Un opéra rock en forme d'autocritique du star system
Film adapté d’une comédie musicale présentée au théâtre par les Who, "Tommy" est entièrement chanté, comme un opéra. Il bénéficie d’un casting impressionnant comportant entre autres Eric Clapton, Elton John et Tina Turner, cette dernière interprétant « Gitane, Reine de l’Acide », une prostituée spécialisée dans les drogues dures. L’influence du théâtre est très présente dans cette œuvre, à la fois dans la constitution des décors et dans la transition entre certaines scènes. Le tout fait beaucoup penser à "The Wall" (Alan Parker, USA, 1982), le film des Pink Floyd, notamment à travers une évocation assez proche des thèmes de la guerre, de la folie et d’une forme de libération.
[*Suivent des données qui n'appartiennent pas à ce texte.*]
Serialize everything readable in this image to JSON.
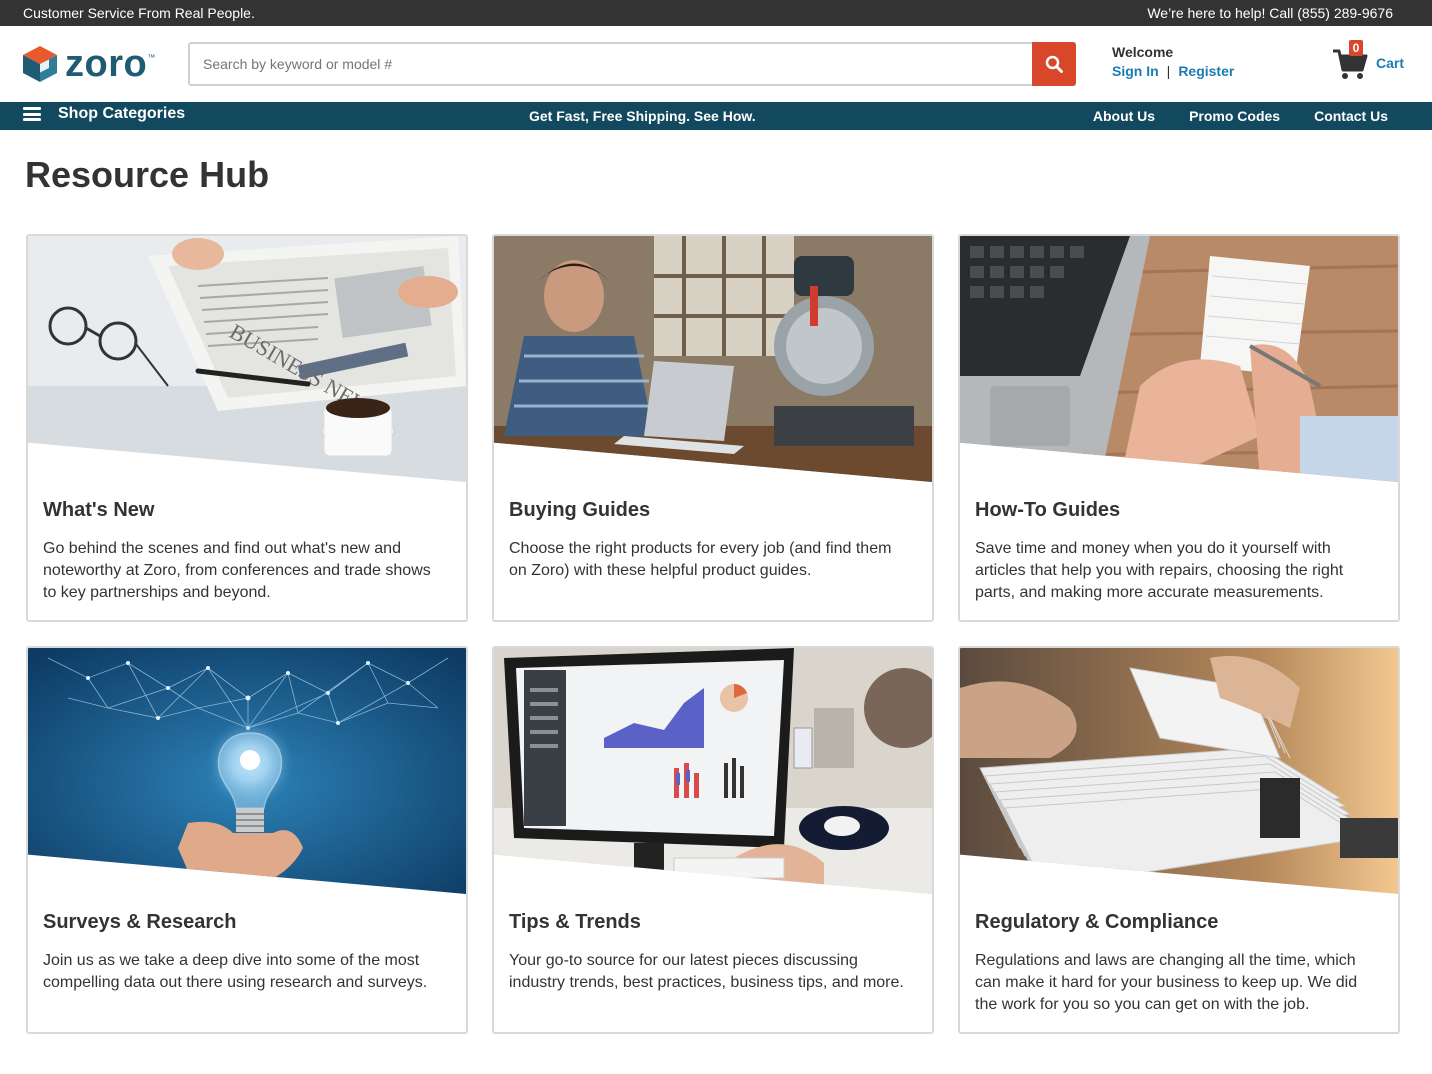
{
  "topbar": {
    "left_text": "Customer Service From Real People.",
    "right_text": "We’re here to help! Call (855) 289-9676"
  },
  "header": {
    "logo_text": "zoro",
    "logo_tm": "™",
    "search_placeholder": "Search by keyword or model #",
    "welcome_title": "Welcome",
    "sign_in": "Sign In",
    "separator": "|",
    "register": "Register",
    "cart_count": "0",
    "cart_label": "Cart"
  },
  "nav": {
    "menu_label": "Shop Categories",
    "promo": "Get Fast, Free Shipping. See How.",
    "links": [
      "About Us",
      "Promo Codes",
      "Contact Us"
    ]
  },
  "page": {
    "title": "Resource Hub"
  },
  "cards": [
    {
      "title": "What's New",
      "desc": "Go behind the scenes and find out what's new and noteworthy at Zoro, from conferences and trade shows to key partnerships and beyond.",
      "image_label": "BUSINESS NEWS"
    },
    {
      "title": "Buying Guides",
      "desc": "Choose the right products for every job (and find them on Zoro) with these helpful product guides."
    },
    {
      "title": "How-To Guides",
      "desc": "Save time and money when you do it yourself with articles that help you with repairs, choosing the right parts, and making more accurate measurements."
    },
    {
      "title": "Surveys & Research",
      "desc": "Join us as we take a deep dive into some of the most compelling data out there using research and surveys."
    },
    {
      "title": "Tips & Trends",
      "desc": "Your go-to source for our latest pieces discussing industry trends, best practices, business tips, and more."
    },
    {
      "title": "Regulatory & Compliance",
      "desc": "Regulations and laws are changing all the time, which can make it hard for your business to keep up. We did the work for you so you can get on with the job."
    }
  ],
  "colors": {
    "accent": "#d9472b",
    "navbar": "#13495e",
    "link": "#1b7bb3",
    "topbar": "#333333"
  },
  "icons": {
    "search": "search-icon",
    "cart": "cart-icon",
    "menu": "hamburger-menu-icon"
  }
}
Tommy, né le jour de la fin de la Seconde guerre mondiale, est élevé seul par sa mère, son père étant mort sous les drapeaux. Mais après quelques années sa mère s’entiche d’un nouvel homme, Frank, directeur d’un club de vacances, qui prend place dans la famille. A ce moment-là, le père réapparaît, bel et bien vivant, et les deux amants l’assassinent. L’enfant, qui a tout vu, sombre dans le mutisme, il devient aveugle, sourd et muet, ce que le film symbolise dans une scène en recouvrant sa tête d’un cube noir. Malgré les efforts de sa mère et de son beau-père pour le guérir, Tommy ne sortira pas de cet état jusqu’à l’âge adulte, semblant ne retrouver des perceptions que face à un miroir. Confié tour à tour à un cousin sadique et à un oncle pédéraste, emmené dans une étrange église dévolue à Marylin Monroe et réputée pour ses miracles, son état va en s’aggravant. Toutefois, malgré son handicap il devient champion de flipper et bat les plus grands, jusqu’à ce qu’il retrouve ses capacités normales et, de champion, devienne carrément messie. La dernière partie est alors consacrée à une critique du système de starification, qui divinise des vedettes et met en place autour d’eux un processus de marchandisation à outrance.
Qu’on apprécie ou pas la bande originale de ce film, le jeu et la mise en scène sont impressionnants, imaginatifs et bourrés de symboles. On pense notamment à ces filles en sous-vêtements et masques à gaz qui courent dans les rues lorsque la guerre éclate, au lit en forme de cage dans laquelle dort la mère de Tommy en attendant le retour de son mari au front (référence à la ceinture de chasteté), aux avions de guerre qui recouvrent le papier peint de la chambre de l’enfant, à la communion à base de médicaments et de whisky servie dans l’église par des officiants portant des masques de Marylin Monroe, au T de Tommy devenu l’image d’une croix chrétienne tronquée, emblème d’une nouvelle religion. Quittant le rôle de l’ahuri frisé qu’il était pour celui d’une figure christique et rédemptrice, Tommy ramène la paix jusque dans les rixes entre motards mais il appelle à une prise de conscience par le fait de s’aveugler, de s’assourdir et de se taire… Si c’est un film à message, le spectateur est juge d’en conclure ce qu’il veut.
Un bon point aussi pour les décors très réussis, de l’usine d’armement où travaille la mère jusqu’au cimetière de voitures où le héros joue au flipper en passant par le camp de vacances sectaire qu’il finit par mettre en place. Ce film contient certes quelques longueurs, surtout pour le spectateur qui n’est pas fana de rock, mais l’ensemble est plutôt bien rodé.